During the graduation season that just passed, a sign at a nearby gas station flashed a message on its digital screen for graduating high school seniors: “Make Good Choices.” Better advice for anyone, whether young or old, would be hard to find.
What’s important about the advice, but also rather obvious, is that it took no legislation to get the message to the graduates. Instead, the gas station’s owner simply has common sense. Good choices are just that, and they’ll overwhelm all sorts of other bad advice, learning, or exposure.
The powerful truth about good choices came to mind while reading a New York Times account of certain parents taking their activism to Washington, and in particular, parents lobbying Congress to pass the Kids Online Safety Act (KOSA). Reading about these parents, it was difficult to not conclude that they were and are taking the undeniable struggles of parenting to Washington with an eye on having them legislated away. Which says something.
It says that as opposed to the KOSA actually accomplishing anything related to improving child safety, it’s actually parents unwittingly attempting to offload the very real struggles of parenting to lawmakers. Which is a bad choice, and that’s not a political statement. Hopefully readers know why. A law can’t be a parent, and it can’t force wise decisions. Only for it to get more troubling.
To see why, consider the tragedy endured by one mother in the Times story. She’s described as a “fixture” in Washington given her dogged pursuit of legislation meant to make the online experience safer. What brought her to this point in undeniably awful. Her daughter had been “cyberbullied on Snapchat,” she’d been “raped by a boy she had met online,” and then she died at age 18 after taking “fentanyl-laced drugs bought on Facebook.” To be clear, what happened is tragic.
At the same time, it would be equally tragic and mistaken to blame the internet for what happened.
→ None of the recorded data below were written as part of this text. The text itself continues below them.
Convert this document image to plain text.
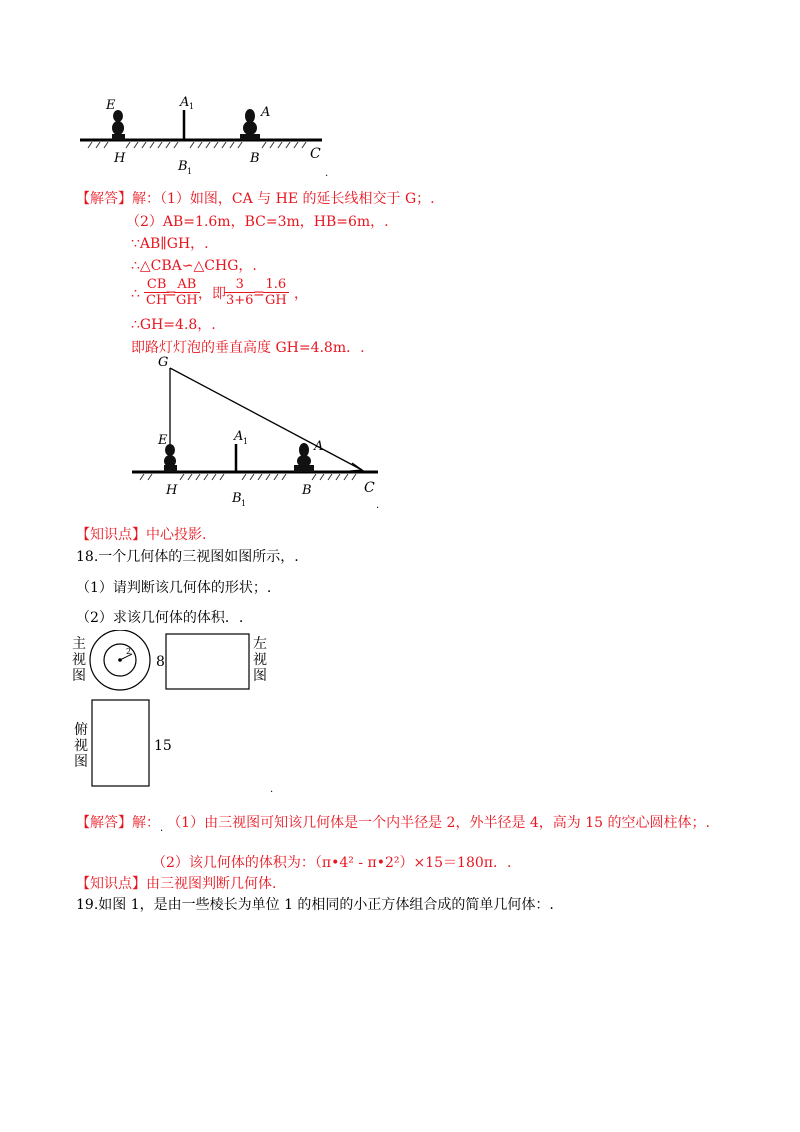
E	A 1	A
H
B 1
B	C
.
【解答】解：（1）如图，CA 与 HE 的延长线相交于 G；.
（2）AB=1.6m，BC=3m，HB=6m，.
∵AB∥GH，.
∴△CBA∽△CHG，.
∴ $\frac{CB}{CH}$
=
$\frac{AB}{GH}$
，即
$\frac{3}{3+6}$
=
$\frac{1.6}{GH}$ ，
∴GH=4.8，.
即路灯灯泡的垂直高度 GH=4.8m．.
G
E	A 1	A
H
B 1
B	C
.
【知识点】中心投影.
18.一个几何体的三视图如图所示，.
（1）请判断该几何体的形状；.
（2）求该几何体的体积．.
主
视
图
2
8
左
视
图
俯
视
图
15
.
【解答】解：$_.$ （1）由三视图可知该几何体是一个内半径是 2，外半径是 4，高为 15 的空心圆柱体；.
（2）该几何体的体积为：（π•4² - π•2²）×15＝180π．.
【知识点】由三视图判断几何体.
19.如图 1，是由一些棱长为单位 1 的相同的小正方体组合成的简单几何体：.
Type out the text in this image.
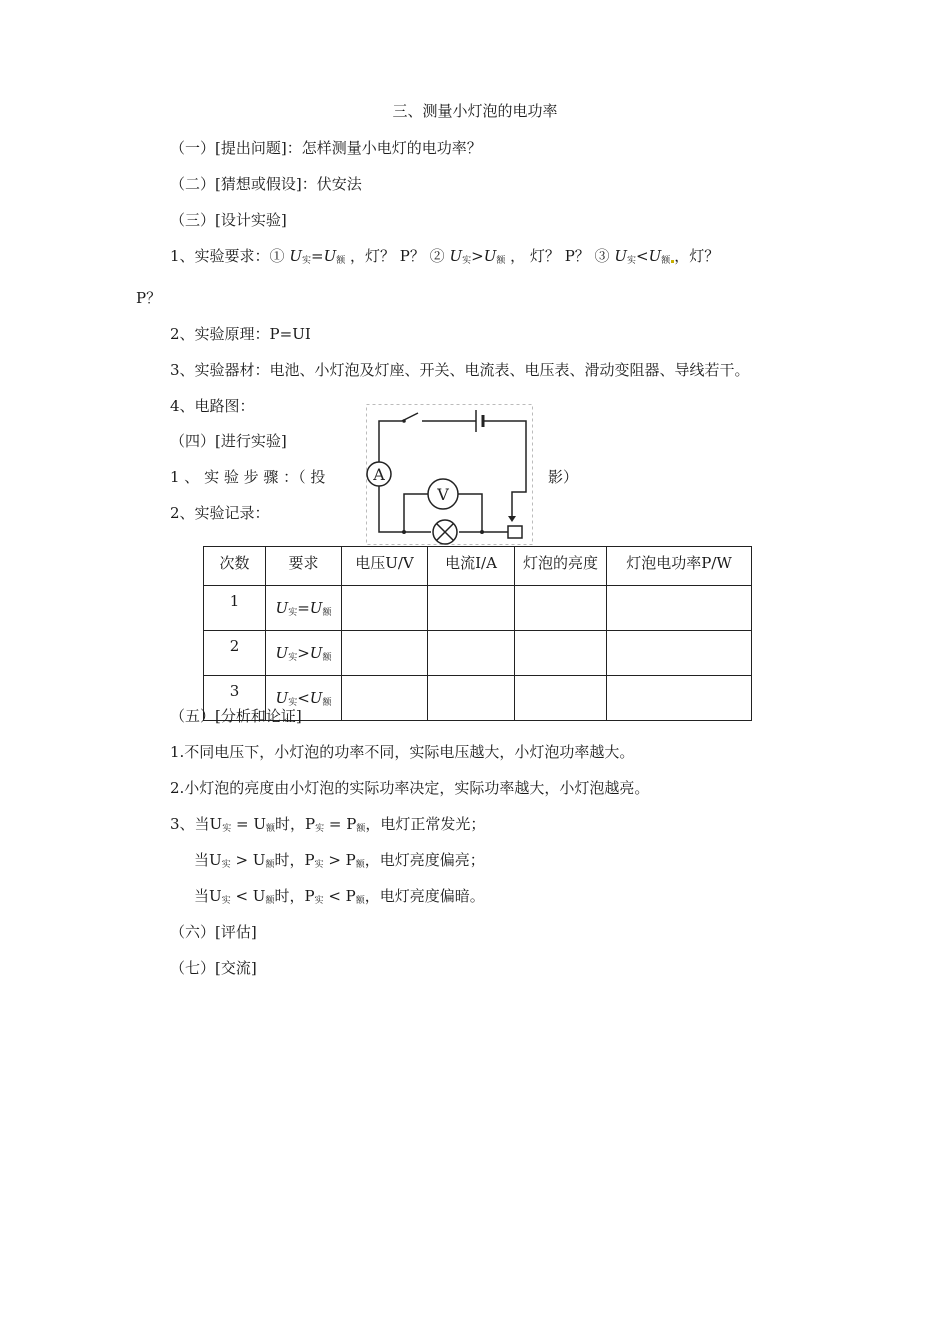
三、测量小灯泡的电功率
（一）[提出问题]：怎样测量小电灯的电功率？
（二）[猜想或假设]：伏安法
（三）[设计实验]
1、实验要求：① $U_实=U_额$ ，灯？ P？ ② $U_实>U_额$ ， 灯？ P？ ③ $U_实<U_额$ ，灯？
P？
2、实验原理：P=UI
3、实验器材：电池、小灯泡及灯座、开关、电流表、电压表、滑动变阻器、导线若干。
4、电路图：
（四）[进行实验]
1 、 实 验 步 骤 ：（ 投	影）
2、实验记录：
A
V
次数	要求	电压U/V	电流I/A	灯泡的亮度	灯泡电功率P/W
1	$U_实=U_额$				
2	$U_实>U_额$				
3	$U_实<U_额$				
（五）[分析和论证]
1.不同电压下，小灯泡的功率不同，实际电压越大，小灯泡功率越大。
2.小灯泡的亮度由小灯泡的实际功率决定，实际功率越大，小灯泡越亮。
3、当$U_实 = U_额$时，$P_实 = P_额$，电灯正常发光；
当$U_实 > U_额$时，$P_实 > P_额$，电灯亮度偏亮；
当$U_实 < U_额$时，$P_实 < P_额$，电灯亮度偏暗。
（六）[评估]
（七）[交流]
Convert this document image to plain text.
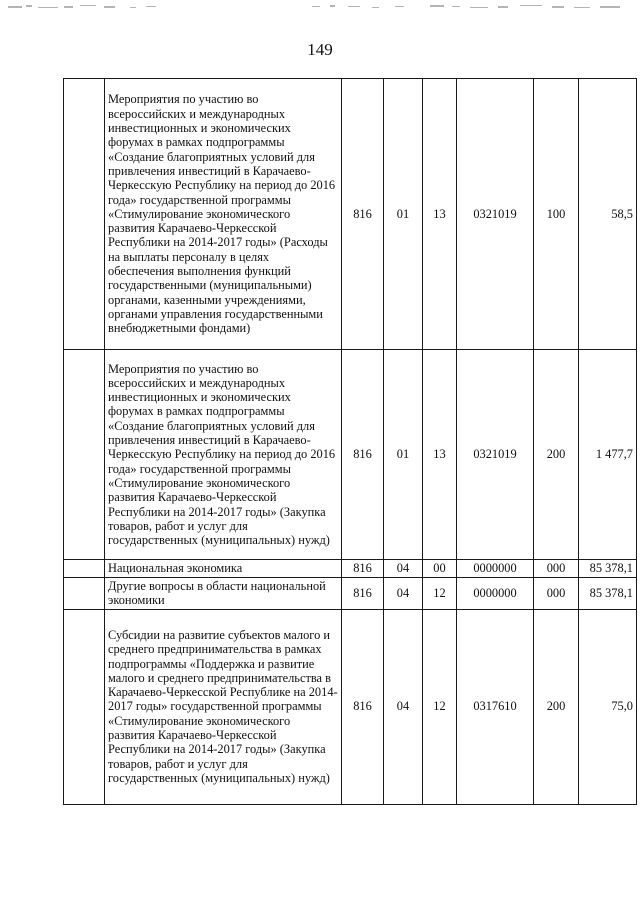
149

	Мероприятия по участию во всероссийских и международных инвестиционных и экономических форумах в рамках подпрограммы «Создание благоприятных условий для привлечения инвестиций в Карачаево-Черкесскую Республику на период до 2016 года» государственной программы «Стимулирование экономического развития Карачаево-Черкесской Республики на 2014-2017 годы» (Расходы на выплаты персоналу в целях обеспечения выполнения функций государственными (муниципальными) органами, казенными учреждениями, органами управления государственными внебюджетными фондами)	816	01	13	0321019	100	58,5

	Мероприятия по участию во всероссийских и международных инвестиционных и экономических форумах в рамках подпрограммы «Создание благоприятных условий для привлечения инвестиций в Карачаево-Черкесскую Республику на период до 2016 года» государственной программы «Стимулирование экономического развития Карачаево-Черкесской Республики на 2014-2017 годы» (Закупка товаров, работ и услуг для государственных (муниципальных) нужд)	816	01	13	0321019	200	1 477,7

	Национальная экономика	816	04	00	0000000	000	85 378,1

	Другие вопросы в области национальной экономики	816	04	12	0000000	000	85 378,1

	Субсидии на развитие субъектов малого и среднего предпринимательства в рамках подпрограммы «Поддержка и развитие малого и среднего предпринимательства в Карачаево-Черкесской Республике на 2014-2017 годы» государственной программы «Стимулирование экономического развития Карачаево-Черкесской Республики на 2014-2017 годы» (Закупка товаров, работ и услуг для государственных (муниципальных) нужд)	816	04	12	0317610	200	75,0
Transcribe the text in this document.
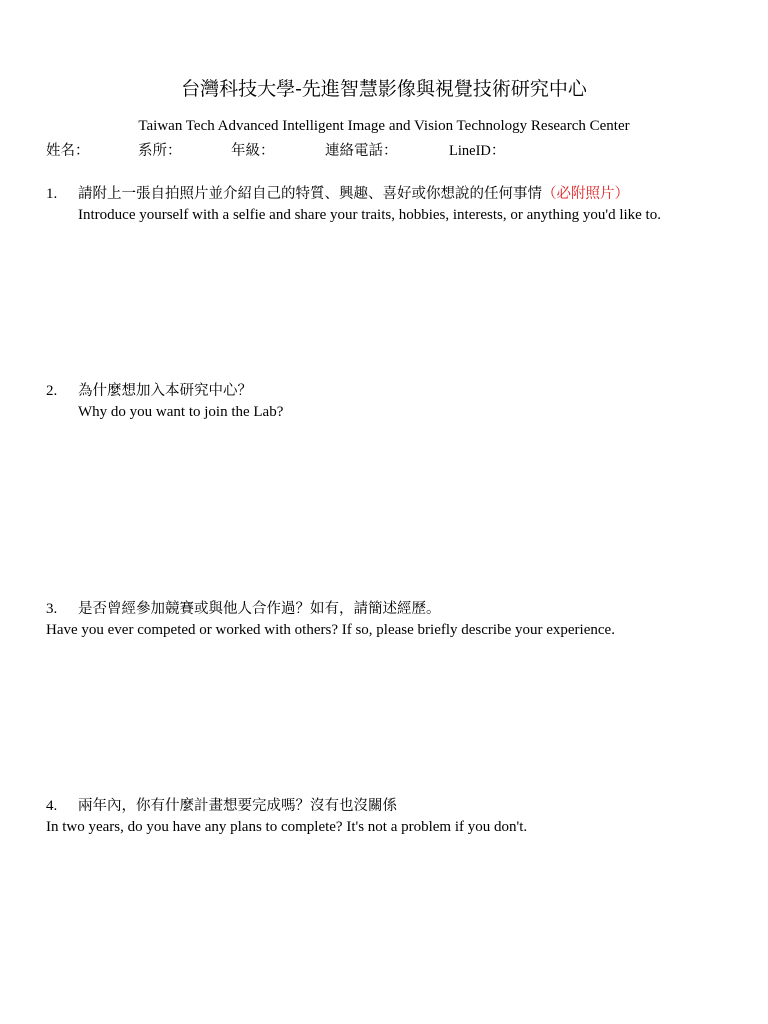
台灣科技大學-先進智慧影像與視覺技術研究中心
Taiwan Tech Advanced Intelligent Image and Vision Technology Research Center
姓名：	系所：	年級：	連絡電話：	LineID：
1. 請附上一張自拍照片並介紹自己的特質、興趣、喜好或你想說的任何事情（必附照片）
Introduce yourself with a selfie and share your traits, hobbies, interests, or anything you'd like to.
2. 為什麼想加入本研究中心？
Why do you want to join the Lab?
3. 是否曾經參加競賽或與他人合作過？如有，請簡述經歷。
Have you ever competed or worked with others? If so, please briefly describe your experience.
4. 兩年內，你有什麼計畫想要完成嗎？沒有也沒關係
In two years, do you have any plans to complete? It's not a problem if you don't.
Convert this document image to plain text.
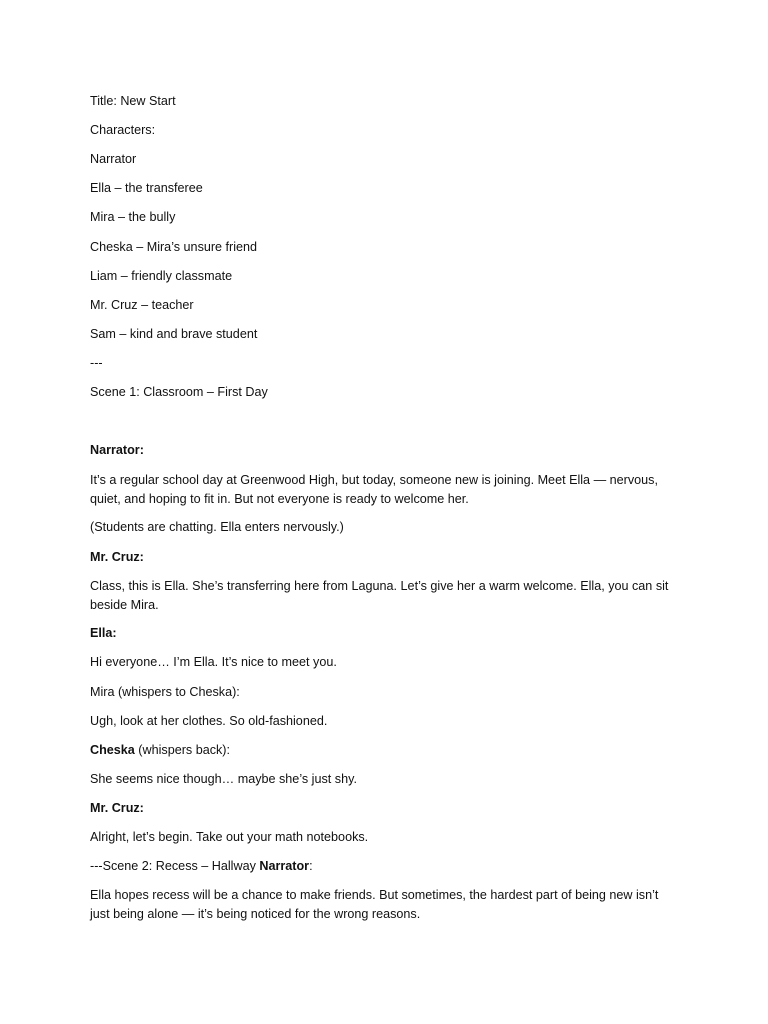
Title: New Start

Characters:

Narrator

Ella – the transferee

Mira – the bully

Cheska – Mira’s unsure friend

Liam – friendly classmate

Mr. Cruz – teacher

Sam – kind and brave student

---

Scene 1: Classroom – First Day

Narrator:

It’s a regular school day at Greenwood High, but today, someone new is joining. Meet Ella — nervous, quiet, and hoping to fit in. But not everyone is ready to welcome her.

(Students are chatting. Ella enters nervously.)

Mr. Cruz:

Class, this is Ella. She’s transferring here from Laguna. Let’s give her a warm welcome. Ella, you can sit beside Mira.

Ella:

Hi everyone… I’m Ella. It’s nice to meet you.

Mira (whispers to Cheska):

Ugh, look at her clothes. So old-fashioned.

Cheska (whispers back):

She seems nice though… maybe she’s just shy.

Mr. Cruz:

Alright, let’s begin. Take out your math notebooks.

---Scene 2: Recess – Hallway Narrator:

Ella hopes recess will be a chance to make friends. But sometimes, the hardest part of being new isn’t just being alone — it’s being noticed for the wrong reasons.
As the adults reading this opinion piece, and who in some instances grew up in the pre-Internet age know very well, bullying is as old as childhood, and realistically adulthood. It did not begin with online communication. Arguably it was worse before online because it was much more person-to-person, and physical.
Horrible things like rape and molestation similarly didn’t begin with the internet. Fallen Angel was a 1981 television film about a child made lonely by her widowed mother’s relationship with a family friend, only for the child to fall under the spell of predator who worked in child pornography. Parents made their kids watch it at the time (including my own) as a way of warning their kids about the sometimes bad intentions of adults.
As for drug use and access, it’s no insight to point out that the internet wasn’t the pathway for drugs finding their way to young people. So while some are no doubt accessing dangerous substances online now, to blame the internet, online communication, or Facebook brings new meaning to non sequitur. The internet doesn’t kill, but drugs can.
Which is why it’s the job of parents, not Congress to keep a close eye on their kids. Yet KOSA to varying degrees shifts child protection to Congress. The Times reports that the law “would require social media, gaming and messaging apps to limit features that could heighten depression or bullying or lead to sexual exploitation.” Which wouldn’t change anything. Think about it.
As is, social media, gaming and messaging apps already have a vested interest in the health and wellbeing of their users since as ad-supported sites for the most part, they wouldn’t have ad buyers if it were known that use of the sites irretrievably damaged the users. Which is yet another reminder that it’s not social media or online activity imperiling young people, rather it’s mistakes, including mistakes borne of faulty parental supervision. There ought to be a law? No.
Common sense tells us Congress can’t fix what ails us, whether young or old. Only good choices can, and those don’t require legislation.